ステレオタイプとは、例えば血液型性格判断における「A型は真面目」のような単純化
された固定的なイメージや思い込みのことである。ステレオタイプは、私たちがよく知ら
ない、慣れていない相手を理解するための便利な方法として役立つ。そのため、科学的な
根拠の有無に関わらず、社会に広く共有されている。
しかし一方で、私たちの視野を狭くしたり、盲目にしたりすることもある。例えば、
「A
型は真面目」と思い込んでA型の人と接した場合、その思い込みに合致した発言や行動は
強く記憶に残る。一方、授業をサボるなどステレオタイプに合致しない行動は例外と見な
されて記憶されなかったり、無視されたりする。結果的に、ステレオタイプに当てはまる
ケースにばかり注目するようになり、ますますそれが正しいという思い込みが強化され
る。すると、ステレオタイプに合致しない発言や行動、それと異なる考え方や価値観を認
めることができなくなる。
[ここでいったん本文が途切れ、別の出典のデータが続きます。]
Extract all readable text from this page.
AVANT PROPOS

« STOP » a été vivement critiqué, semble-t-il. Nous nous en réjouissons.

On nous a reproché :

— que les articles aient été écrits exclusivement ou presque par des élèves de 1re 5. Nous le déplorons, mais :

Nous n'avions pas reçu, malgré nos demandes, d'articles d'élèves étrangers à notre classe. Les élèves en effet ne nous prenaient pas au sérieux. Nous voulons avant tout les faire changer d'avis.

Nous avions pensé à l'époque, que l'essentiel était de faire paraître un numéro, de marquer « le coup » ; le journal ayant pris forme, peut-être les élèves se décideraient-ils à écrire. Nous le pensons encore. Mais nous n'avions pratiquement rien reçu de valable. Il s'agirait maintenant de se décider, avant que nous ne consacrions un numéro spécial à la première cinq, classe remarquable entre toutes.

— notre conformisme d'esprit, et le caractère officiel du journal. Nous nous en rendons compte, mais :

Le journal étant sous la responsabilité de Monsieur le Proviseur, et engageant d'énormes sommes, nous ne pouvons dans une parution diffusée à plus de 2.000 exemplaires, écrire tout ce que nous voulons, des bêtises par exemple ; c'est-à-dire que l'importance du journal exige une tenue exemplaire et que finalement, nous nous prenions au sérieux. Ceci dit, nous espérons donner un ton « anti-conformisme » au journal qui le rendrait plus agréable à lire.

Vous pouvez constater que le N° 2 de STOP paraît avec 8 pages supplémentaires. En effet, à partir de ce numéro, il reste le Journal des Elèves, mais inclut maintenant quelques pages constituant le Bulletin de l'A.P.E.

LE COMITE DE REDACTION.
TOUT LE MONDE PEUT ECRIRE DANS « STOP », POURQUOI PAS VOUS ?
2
そのことが、自分の正しさを主張して相手を排除・攻撃しよう
とする態度を生み、いじめや差別、偏見につながるのではないだろうか。
確かに血液型性格判断を信じるか信じないかは個人の自由だが、血液型のみを根拠に
ステレオタイプで性格を決めつけ、その結果、現実にいじめ、偏見や差別が生じたとすれ
ば、これはもはや個人の自由では済まされない問題である。
では、ステレオタイプがいじめや差別、偏見につながることを防ぐにはどうすればよい
だろう。
それには、人間は誰しも物事を客観的に見ているつもりでも、思い込みや先入観を持
ち、自分に都合よく認識しようとする癖があることを理解することが必要である。自分の
なかの「正しさ」や「当たり前」
「常識」がどのような場合においても必ず成り立つ「絶
対」の真理ではないことに気づくことで、ステレオタイプ的な見方から離れて、相手を一
つずつ知っていくことを楽しむ余裕が生まれるのではないだろうか。